I do agree to some extent that rate of progress towards completion, is productivity. But what happens when this rate of progress is compromised (which is quite easy with Velocity) or when people become obsessed with productivity measurement. I also see another behavior challenge associated with it and that is "resource utilization". People are treated as resources; I have often heard terms like - hey you are not 100% utilized pull in some more story points that also increases team velocity or hey looks like you are only 50% occupied, let me allocate you to another project so that you are more productive.

As long as we measure productivity over value delivery, I believe we will not be able to provide teams with the environment that fosters creativity, value optimization or self-organization.


Piyush Rahate
09:03 am March 18, 2019

Thank you Erez.
I am happy that it helped.


Piyush Rahate
09:04 am March 18, 2019

Thanks for the answer Shalom :)
My thoughts are on the same lines.


Paul Laberge
11:59 am March 18, 2019

That said, I would hope to read more articles recommending the benefits of velocity.

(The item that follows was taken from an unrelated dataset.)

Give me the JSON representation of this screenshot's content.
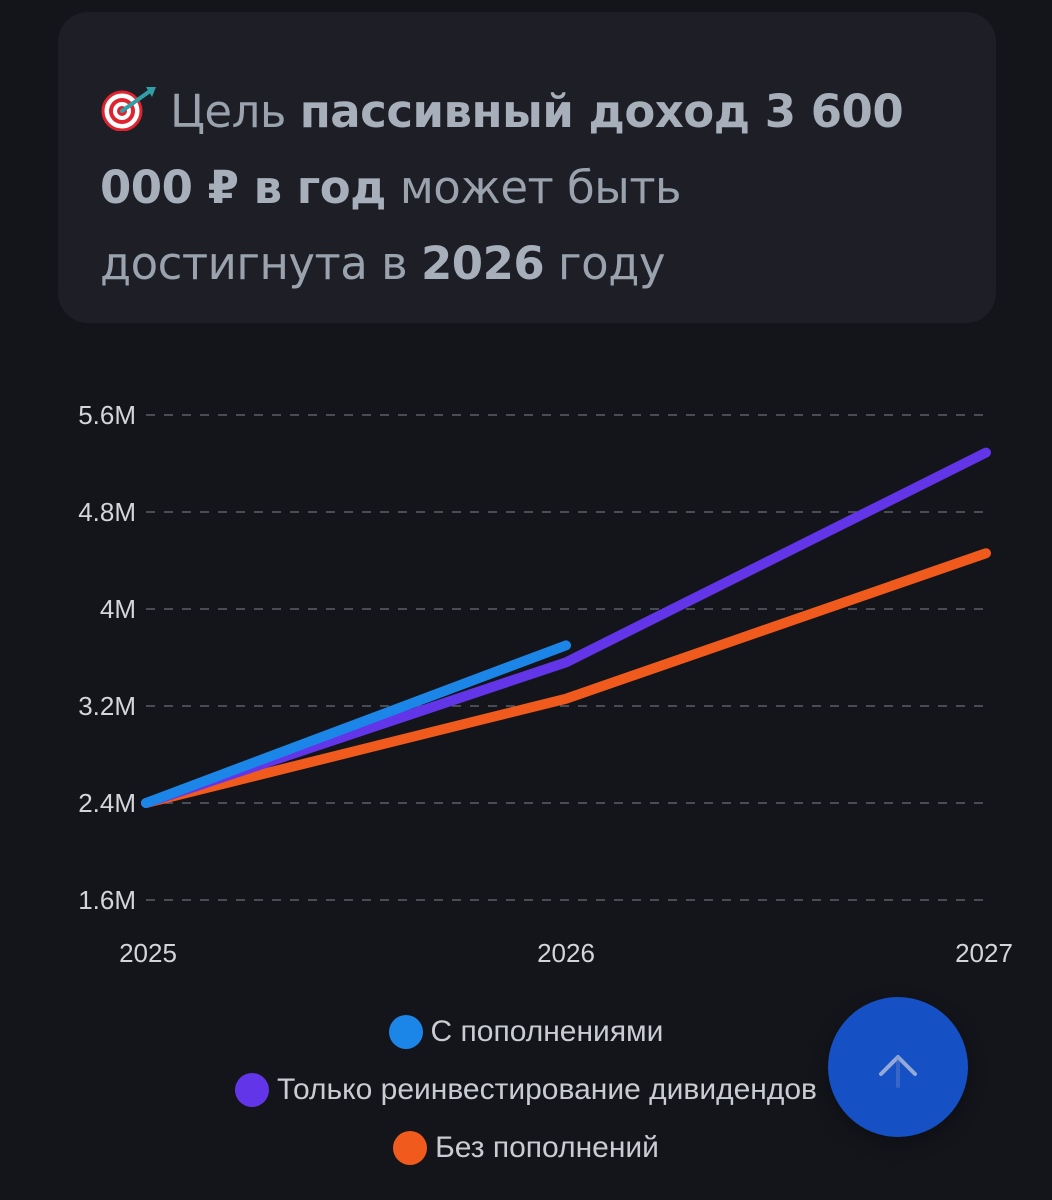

That would help disaligned folk get back on the right track. A bit like raising kids: they cannot learn positive ways to do things if parents keep saying they are not doing it right without showing what the right way is. ..


Ben
01:13 pm March 18, 2019

Piyush, I already agreed with you that Velocity is an output not a desire. As I said Velocity is highly volatile (is affected by many things) - so when I hear people say "hey you are not 100% utilized pull in some more story points" then this is obviously not a good approach.


gamzet
04:13 pm March 27, 2019

Velocity is a metric for the team to help with sprint planing in addition to being helpful to the PO to track long term goals. It helps the team to gauge how much work they can take to the sprint by looking at the historical velocity trend.


gamzet
07:06 pm March 27, 2019

Adding business value to the stories by POs to see the business value gained at every sprint as a metric.


Kedar Pathak
12:47 pm March 28, 2019

Assign planned Business value to Sprint objectives during sprint planning. During Sprint Review, assign actual business value after system demo.
Or another metric is process efficiency which can be used across domain or technology.


Sgt. Rock
06:05 pm April 3, 2019

Again, we have Industrial Age thinking applied to a scrum concept. Not in the article of course, but in the way most traditional managers view velocity. They simply can't seem to wrap their head around the fact that velocity doesn't mean X many widgets produced over X many hours. Tell a traditional command and control manager that the velocity of a team doesn't necessarily equate to that and they will look at you like a caveman contemplating fire. It's up to us as agilists to deliver that message and to protect our teams from becoming victims of that kind of thinking. Our velocity is ours. We use it to plan capacity. If we have a velocity spike in a sprint, that should be mean we delivered more value for the business, NOT that we (pick one or more of the following): a) Worked more hours, b) Just got more points in the sprint, c) Got x many more user stories done off the backlog.


Nark
06:19 pm July 25, 2020

Wanted to understand what is missing for given scenario - If have a 1 story of 13 Story Point, throughput will come 1, but if same story is divide to 13 stories of 1 story point each, throughput will come as 13, thus it will show higher throughput achieved but in both case velocity will remain same, what to choose in this scenario


Venkat Vandrangi
04:04 pm January 31, 2021

Very nicely articulated @Piyush Rahate@piyushrahate:disqus. I agree with you totally. Velocity is just a look-back, for future capacity planning; but NOT a productivity to be targeted at. If Productivity is brought in Agile way of working, then Agile becomes FrAgile.


Dimitris Christofi
11:52 am June 30, 2025

How about using a completion rate in the Velocity metric where Completion Rate = (Completed tasks / Commtited tasks) %. This is neither helpful with productivity nor with forecast but with evaluating how good Sprint Planning is and how it is improved by time. As long as people are not obsessed with achieving 100% completion rate, isn't this a useful enhancement in the Sprint Velocity metric?